Scientists are closer to a potential stem cell treatment for type 1 diabetes.
In a new article in the journal Cell, Douglas Melton, co-director of the Harvard Stem Cell Institute (and one of the 2009 TIME 100) and his colleagues describe how they made the first set of pancreatic cells that can sense and respond to changing levels of sugar in the blood and churn out the proper amounts of insulin.
It’s a critical first step toward a more permanent therapy for type 1 diabetics, who currently have to rely on insulin pumps that infuse insulin when needed or repeated injections of the hormone in order to keep their blood sugar levels under control. Because these patients have pancreatic beta cells that don’t make enough insulin, they need outside sources of the hormone to break down the sugars they eat.
Melton started with two types of stem cells: those that come from excess embryos from IVF procedures, and those that can be made from skin or other cells of adults. The latter cells, known as iPS cells, have to be manipulated to erase their developmental history and returned back to an embryonic state. They then can turn into any cell in the body, including the pancreatic beta cells that produce insulin. While the embryonic stem cells from IVF don’t require this step, they aren’t genetically matched to patients, so any beta cells made from them may cause immune reactions when they are transplanted into diabetic patients.

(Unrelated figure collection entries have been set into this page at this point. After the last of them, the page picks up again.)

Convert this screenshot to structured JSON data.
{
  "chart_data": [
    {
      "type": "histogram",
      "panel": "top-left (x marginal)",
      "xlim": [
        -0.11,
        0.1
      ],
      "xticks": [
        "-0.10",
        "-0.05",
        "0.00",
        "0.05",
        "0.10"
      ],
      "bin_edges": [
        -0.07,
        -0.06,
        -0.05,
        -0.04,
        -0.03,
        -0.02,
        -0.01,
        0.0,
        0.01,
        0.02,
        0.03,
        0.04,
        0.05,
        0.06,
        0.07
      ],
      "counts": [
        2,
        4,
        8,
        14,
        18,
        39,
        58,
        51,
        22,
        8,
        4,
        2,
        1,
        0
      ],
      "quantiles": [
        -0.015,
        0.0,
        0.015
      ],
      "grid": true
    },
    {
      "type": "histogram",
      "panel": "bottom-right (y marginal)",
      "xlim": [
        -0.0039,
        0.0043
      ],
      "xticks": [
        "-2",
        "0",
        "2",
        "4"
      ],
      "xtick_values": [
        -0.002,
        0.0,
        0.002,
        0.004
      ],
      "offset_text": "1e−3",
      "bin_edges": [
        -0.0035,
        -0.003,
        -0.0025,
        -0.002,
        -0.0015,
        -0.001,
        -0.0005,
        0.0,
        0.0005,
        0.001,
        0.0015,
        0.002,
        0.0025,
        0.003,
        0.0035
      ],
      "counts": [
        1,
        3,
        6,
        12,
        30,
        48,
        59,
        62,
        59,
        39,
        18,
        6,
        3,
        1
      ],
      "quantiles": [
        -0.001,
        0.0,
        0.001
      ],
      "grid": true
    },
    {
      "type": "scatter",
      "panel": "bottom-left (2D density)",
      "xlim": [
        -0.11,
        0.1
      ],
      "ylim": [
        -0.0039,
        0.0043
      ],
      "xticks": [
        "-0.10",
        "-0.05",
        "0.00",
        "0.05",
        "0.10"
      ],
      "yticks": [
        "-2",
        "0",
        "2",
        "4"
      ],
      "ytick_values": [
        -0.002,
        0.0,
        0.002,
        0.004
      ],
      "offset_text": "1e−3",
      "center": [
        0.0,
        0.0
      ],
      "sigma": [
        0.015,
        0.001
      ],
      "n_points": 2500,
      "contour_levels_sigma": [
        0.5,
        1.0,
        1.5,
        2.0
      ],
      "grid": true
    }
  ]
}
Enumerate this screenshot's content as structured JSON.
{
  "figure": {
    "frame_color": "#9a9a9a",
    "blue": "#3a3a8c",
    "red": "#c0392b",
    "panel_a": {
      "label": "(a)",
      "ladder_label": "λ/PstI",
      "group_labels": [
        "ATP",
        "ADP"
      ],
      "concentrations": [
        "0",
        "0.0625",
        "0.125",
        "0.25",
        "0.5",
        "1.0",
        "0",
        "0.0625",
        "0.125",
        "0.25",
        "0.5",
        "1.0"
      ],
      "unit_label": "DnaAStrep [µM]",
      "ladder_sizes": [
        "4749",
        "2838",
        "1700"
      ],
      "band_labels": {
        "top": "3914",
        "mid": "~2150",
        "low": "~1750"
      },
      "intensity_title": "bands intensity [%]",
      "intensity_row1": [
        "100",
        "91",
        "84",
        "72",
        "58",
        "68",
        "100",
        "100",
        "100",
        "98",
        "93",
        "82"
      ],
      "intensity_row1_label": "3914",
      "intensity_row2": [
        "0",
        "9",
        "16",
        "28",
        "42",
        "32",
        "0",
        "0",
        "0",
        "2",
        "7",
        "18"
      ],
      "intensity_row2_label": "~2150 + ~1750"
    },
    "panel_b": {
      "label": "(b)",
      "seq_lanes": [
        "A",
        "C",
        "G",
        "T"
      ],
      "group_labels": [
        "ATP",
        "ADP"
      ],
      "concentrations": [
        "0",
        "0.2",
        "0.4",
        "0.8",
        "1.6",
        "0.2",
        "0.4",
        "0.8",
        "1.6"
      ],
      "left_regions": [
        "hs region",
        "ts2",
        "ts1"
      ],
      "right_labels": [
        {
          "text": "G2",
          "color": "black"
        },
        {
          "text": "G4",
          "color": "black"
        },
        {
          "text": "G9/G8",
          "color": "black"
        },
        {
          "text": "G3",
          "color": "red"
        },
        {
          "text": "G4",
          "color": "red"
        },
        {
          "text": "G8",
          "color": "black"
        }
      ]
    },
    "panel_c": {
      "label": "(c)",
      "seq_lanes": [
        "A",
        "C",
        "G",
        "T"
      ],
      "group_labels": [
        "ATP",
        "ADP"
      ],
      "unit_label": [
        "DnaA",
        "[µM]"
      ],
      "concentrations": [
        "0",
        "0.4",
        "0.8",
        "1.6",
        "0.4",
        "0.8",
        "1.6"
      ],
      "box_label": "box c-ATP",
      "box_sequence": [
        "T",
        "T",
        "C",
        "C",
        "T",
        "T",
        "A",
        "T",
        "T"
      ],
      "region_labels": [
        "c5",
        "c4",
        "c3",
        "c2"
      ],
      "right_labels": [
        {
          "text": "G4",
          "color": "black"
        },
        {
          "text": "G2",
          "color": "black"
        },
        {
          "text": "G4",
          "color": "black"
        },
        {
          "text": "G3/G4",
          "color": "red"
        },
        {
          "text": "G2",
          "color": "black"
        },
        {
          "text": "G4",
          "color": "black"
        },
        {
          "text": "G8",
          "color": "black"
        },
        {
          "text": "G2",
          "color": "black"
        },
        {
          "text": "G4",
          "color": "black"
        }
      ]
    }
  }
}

Both techniques, however, produced similar amounts of insulin-making beta cells—something that would have surprised Melton a few years ago. But advances in stem cell technology have made even the iPS cells pretty amenable to reprogramming into beta cells. Melton’s group tested more than 150 different combinations of more than 70 different compounds, including growth factors, hormones and other signaling proteins that direct cells to develop into specific cell types, and narrowed the field down to 11 factors that efficiently turned the stem cells into functioning beta cells.
The two populations of stem cells churned out hundreds of millions of insulin-making cells, which is the volume of cells that a patient with type 1 diabetes would need to cure them and free them from their dependence on insulin. An average patient, says Melton, would need one or two “large coffee cups” worth of cells’, each containing about 300 million cells. Melton and his team then conducted a series of tests in a lab dish to confirm that the cells were functioning just like normal beta cells by producing more insulin when they were doused with glucose, and less when glucose levels dropped. That was a huge advance over previous efforts to make beta cells from stem cells—those cells could produce insulin, but they didn’t respond to changing levels of glucose and continuously pumped out insulin at will.
Next, the scientists transplanted about five million of the stem cell derived beta cells into healthy mice, and two weeks later, gave them an injection of glucose. About 73% of the mice produced enough insulin to successfully break down the sugar. What’s more, that was similar to the proportion of mice responding to glucose after getting a transplant of beta cells from human cadavers. That was especially encouraging since some type 1 diabetics currently receive such transplants to keep their diabetes under control. “We’ve now shown that we can produce an inexhaustible source of beta cells without having to do to cadavers,” he says.
Taking the tests even further, the group showed that even mice that were already diabetic showed improved blood sugar levels after receiving a transplant of the stem cell beta cells—in other words, the transplanted cells effectively cured their diabetes. “We showed you can give three sequential challenges of glucose—similar to breakfast, lunch and dinner—and the cells responded properly,” says Melton.
But he acknowledges that as exciting as the advance is, it only solves half the problem for those with type 1 diabetes. The reason their beta cells aren’t able to make enough insulin may be due to the fact that they are attacked by the body’s own immune system for reasons that scientists still don’t understand. So the next step in turning these findings into a potential therapy is to find ways to protect the beta cells from destruction, either by encapsulating them in a mesh-like device similar to a molecular tea bag, or finding ways to genetically modify them to carry ‘don’t attack me’ proteins, the same way that fetal cells do so that an expectant mother’s immune cells don’t attack the growing baby.
“It’s taken me 10 to 15 years to get to this point, and I consider this a major step forward,” says Melton, who began researching ways to treat type 1 diabetes when first his son, then his daughter were diagnosed with the condition more than two decades ago. “But the longer term plan includes finding ways to protect these cells, and we haven’t solved that problem yet.”